Since each patch queue is treated independently and you can only apply patches from one at a time, you may find you need to move or copy patches between queues. There is no special command for that, but the generic patch import command hg qimport works quite well.

Say you have a patch called 'A' in the default 'patches' queue and you want to copy it to the current queue. You can import it using hg qimport .hg/patches/A from the project's base directory. The patch gets imported and added on top on the current patch, but not applied. Add the -P/--push option to apply it immediately. Using this command you create an independent copy of a patch in the second queue so any changes in one will not be reflected in the other.
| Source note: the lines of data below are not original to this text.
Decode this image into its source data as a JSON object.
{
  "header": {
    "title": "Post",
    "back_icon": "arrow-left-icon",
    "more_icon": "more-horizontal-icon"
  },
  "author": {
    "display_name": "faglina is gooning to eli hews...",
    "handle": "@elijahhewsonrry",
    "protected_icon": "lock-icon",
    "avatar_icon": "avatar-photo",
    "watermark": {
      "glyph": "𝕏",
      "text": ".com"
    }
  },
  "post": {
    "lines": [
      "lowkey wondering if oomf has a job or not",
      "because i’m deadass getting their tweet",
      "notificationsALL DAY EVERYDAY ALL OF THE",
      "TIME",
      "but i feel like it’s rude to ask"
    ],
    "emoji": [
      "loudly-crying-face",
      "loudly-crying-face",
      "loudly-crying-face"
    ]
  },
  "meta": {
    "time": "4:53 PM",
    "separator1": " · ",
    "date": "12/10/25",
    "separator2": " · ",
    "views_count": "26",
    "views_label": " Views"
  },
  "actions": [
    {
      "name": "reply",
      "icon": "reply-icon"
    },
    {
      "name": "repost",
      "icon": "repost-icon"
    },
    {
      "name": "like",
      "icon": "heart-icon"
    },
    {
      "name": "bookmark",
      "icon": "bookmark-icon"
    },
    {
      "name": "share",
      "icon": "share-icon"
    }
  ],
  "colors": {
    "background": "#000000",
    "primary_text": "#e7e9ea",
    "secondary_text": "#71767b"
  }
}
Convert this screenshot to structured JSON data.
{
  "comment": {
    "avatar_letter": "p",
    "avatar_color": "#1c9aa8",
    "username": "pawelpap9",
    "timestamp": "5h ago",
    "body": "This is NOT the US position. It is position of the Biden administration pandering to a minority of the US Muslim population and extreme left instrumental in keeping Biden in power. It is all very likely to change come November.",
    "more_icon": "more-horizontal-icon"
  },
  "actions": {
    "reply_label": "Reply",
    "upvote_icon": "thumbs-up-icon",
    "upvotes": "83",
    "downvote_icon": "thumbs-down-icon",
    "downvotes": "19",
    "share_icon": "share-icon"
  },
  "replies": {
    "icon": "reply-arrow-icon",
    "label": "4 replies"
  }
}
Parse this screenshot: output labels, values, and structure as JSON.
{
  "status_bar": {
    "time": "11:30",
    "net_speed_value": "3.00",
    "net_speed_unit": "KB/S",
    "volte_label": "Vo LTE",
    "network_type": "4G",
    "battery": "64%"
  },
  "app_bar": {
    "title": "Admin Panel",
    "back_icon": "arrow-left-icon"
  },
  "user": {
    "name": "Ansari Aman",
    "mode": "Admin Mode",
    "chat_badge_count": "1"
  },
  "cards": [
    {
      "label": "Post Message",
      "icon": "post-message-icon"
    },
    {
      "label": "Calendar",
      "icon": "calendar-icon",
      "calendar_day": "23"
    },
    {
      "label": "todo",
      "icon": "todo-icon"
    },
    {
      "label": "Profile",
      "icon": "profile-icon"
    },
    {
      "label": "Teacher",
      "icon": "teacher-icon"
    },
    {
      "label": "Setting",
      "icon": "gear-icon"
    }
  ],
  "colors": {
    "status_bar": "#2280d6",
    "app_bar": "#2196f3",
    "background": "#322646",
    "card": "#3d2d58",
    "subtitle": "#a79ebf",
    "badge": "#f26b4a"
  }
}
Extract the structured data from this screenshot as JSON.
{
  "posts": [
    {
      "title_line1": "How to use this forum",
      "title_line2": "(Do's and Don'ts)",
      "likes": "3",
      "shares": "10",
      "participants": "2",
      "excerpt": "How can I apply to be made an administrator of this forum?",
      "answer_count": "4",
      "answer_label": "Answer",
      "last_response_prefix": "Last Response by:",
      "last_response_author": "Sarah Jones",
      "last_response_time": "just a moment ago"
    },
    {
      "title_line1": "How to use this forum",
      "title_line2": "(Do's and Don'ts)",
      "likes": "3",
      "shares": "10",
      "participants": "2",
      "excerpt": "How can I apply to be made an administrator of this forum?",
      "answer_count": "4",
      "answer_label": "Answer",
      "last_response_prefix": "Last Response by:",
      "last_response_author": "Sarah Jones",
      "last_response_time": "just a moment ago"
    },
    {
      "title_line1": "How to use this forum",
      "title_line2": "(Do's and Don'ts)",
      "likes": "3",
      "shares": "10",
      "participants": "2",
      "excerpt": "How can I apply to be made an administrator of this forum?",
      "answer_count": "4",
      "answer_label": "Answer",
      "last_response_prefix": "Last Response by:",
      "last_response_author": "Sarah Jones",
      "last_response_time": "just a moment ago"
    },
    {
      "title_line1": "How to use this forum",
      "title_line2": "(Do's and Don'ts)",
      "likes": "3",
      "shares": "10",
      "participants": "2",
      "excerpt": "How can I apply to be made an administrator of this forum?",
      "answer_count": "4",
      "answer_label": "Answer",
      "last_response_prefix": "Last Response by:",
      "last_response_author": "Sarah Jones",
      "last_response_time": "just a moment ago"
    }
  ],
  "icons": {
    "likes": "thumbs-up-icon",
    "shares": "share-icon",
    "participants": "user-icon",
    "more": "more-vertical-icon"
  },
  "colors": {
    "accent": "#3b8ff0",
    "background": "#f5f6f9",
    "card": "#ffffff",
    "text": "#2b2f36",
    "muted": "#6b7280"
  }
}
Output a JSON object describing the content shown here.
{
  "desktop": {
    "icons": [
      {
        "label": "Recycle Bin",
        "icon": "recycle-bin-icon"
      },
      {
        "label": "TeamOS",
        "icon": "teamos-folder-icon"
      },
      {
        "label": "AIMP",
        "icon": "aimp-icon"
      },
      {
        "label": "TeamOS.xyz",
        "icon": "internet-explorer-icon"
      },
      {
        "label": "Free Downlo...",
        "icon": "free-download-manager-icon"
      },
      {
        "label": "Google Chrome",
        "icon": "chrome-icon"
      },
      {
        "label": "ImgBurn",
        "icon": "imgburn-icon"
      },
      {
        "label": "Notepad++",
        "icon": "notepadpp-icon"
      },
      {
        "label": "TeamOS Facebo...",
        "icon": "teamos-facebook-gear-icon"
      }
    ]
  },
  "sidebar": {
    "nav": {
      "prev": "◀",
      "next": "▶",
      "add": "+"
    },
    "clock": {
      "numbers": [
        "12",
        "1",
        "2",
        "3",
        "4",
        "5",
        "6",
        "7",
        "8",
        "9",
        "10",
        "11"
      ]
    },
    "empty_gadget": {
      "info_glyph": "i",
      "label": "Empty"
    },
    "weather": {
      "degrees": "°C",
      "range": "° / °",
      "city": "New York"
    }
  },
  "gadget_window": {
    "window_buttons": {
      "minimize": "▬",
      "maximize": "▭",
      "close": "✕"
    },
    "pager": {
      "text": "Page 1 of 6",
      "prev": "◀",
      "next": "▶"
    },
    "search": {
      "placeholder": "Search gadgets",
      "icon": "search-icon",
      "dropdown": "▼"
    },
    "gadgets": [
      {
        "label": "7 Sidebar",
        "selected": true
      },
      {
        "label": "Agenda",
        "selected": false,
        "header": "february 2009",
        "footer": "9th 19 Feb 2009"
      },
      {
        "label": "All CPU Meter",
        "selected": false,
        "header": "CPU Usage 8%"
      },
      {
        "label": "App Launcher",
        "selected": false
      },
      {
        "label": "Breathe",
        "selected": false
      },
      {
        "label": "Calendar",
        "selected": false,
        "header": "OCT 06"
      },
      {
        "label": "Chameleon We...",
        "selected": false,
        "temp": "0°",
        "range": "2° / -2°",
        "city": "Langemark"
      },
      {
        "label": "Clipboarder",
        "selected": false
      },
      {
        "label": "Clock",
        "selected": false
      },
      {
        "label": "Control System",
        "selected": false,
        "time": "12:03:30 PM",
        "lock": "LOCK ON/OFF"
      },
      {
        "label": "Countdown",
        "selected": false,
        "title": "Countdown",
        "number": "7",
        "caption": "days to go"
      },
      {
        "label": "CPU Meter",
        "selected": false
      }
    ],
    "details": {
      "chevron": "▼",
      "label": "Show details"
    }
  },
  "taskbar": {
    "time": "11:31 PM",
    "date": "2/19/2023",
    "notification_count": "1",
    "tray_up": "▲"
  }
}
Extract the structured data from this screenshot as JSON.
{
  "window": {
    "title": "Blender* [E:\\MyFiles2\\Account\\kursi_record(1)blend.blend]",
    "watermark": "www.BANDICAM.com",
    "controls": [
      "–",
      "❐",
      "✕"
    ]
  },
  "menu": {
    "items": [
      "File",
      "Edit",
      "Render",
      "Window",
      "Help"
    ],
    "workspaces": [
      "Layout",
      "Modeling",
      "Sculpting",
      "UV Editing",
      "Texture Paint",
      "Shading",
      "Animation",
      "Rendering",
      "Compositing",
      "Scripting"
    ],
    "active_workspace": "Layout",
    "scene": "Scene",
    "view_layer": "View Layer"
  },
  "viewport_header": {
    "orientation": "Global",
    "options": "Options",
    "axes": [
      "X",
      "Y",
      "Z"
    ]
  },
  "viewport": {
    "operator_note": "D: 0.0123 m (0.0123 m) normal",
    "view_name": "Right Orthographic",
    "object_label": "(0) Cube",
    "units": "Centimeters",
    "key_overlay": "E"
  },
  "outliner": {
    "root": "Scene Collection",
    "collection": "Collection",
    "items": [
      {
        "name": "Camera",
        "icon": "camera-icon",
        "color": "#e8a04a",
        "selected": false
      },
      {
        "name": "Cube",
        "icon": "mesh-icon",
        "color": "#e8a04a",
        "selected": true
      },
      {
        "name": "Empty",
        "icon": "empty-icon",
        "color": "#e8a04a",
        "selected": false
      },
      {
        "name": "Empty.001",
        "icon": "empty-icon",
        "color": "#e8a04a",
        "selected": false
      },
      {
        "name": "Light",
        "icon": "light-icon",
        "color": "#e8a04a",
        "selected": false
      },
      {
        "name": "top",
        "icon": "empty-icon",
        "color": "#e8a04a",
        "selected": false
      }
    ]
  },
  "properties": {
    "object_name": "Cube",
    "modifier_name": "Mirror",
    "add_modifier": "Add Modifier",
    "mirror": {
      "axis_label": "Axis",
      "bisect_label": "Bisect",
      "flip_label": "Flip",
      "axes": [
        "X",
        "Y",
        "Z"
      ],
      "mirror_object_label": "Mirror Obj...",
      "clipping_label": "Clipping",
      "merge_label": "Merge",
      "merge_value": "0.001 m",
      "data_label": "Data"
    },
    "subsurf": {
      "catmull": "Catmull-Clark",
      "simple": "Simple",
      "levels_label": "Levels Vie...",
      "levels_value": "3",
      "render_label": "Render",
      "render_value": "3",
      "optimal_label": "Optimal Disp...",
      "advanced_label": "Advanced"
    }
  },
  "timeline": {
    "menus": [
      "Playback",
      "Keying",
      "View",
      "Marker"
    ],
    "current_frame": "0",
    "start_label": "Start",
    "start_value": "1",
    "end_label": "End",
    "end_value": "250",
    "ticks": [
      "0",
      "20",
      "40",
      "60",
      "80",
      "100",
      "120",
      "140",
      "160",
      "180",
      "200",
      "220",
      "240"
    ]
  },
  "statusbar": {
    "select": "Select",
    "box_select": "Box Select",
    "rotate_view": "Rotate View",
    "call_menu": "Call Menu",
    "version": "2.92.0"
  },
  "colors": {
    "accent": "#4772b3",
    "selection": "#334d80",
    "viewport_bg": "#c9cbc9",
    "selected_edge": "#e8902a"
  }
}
Alternatively, you can let a single copy of a patch be part of several queues using hg qimport -e ../patches/A. This way both queues point to the same patch file from their series/status files. The path part ../patches/ is actually part of the patch name in the second queue, so this is kind of a hack.

Of course, using the same patch file only really works if the patch applies cleanly in both queues (e.g. if it's the first patch in both). Remember to use hg qdelete -k/--keep if you need to delete it from one queue – I use an alias qdelete = qdelete -k. You will also not want to use hg qqueue --purge in this case!

Problems or Pitfalls

Unfortunately, the patch queues' use of different directories means that each of them has a separate repo if you use versioning, and patches that are part of two queues are separately versioned. You could probably work around this somehow if you really wanted to.

Note that guards are defined per queue. Whichever method you use to include one patch in two queues, you need to define the guards for each patch in each queue. You will also have to use hg qselect separately in each queue you work with when you e.g. move between branches.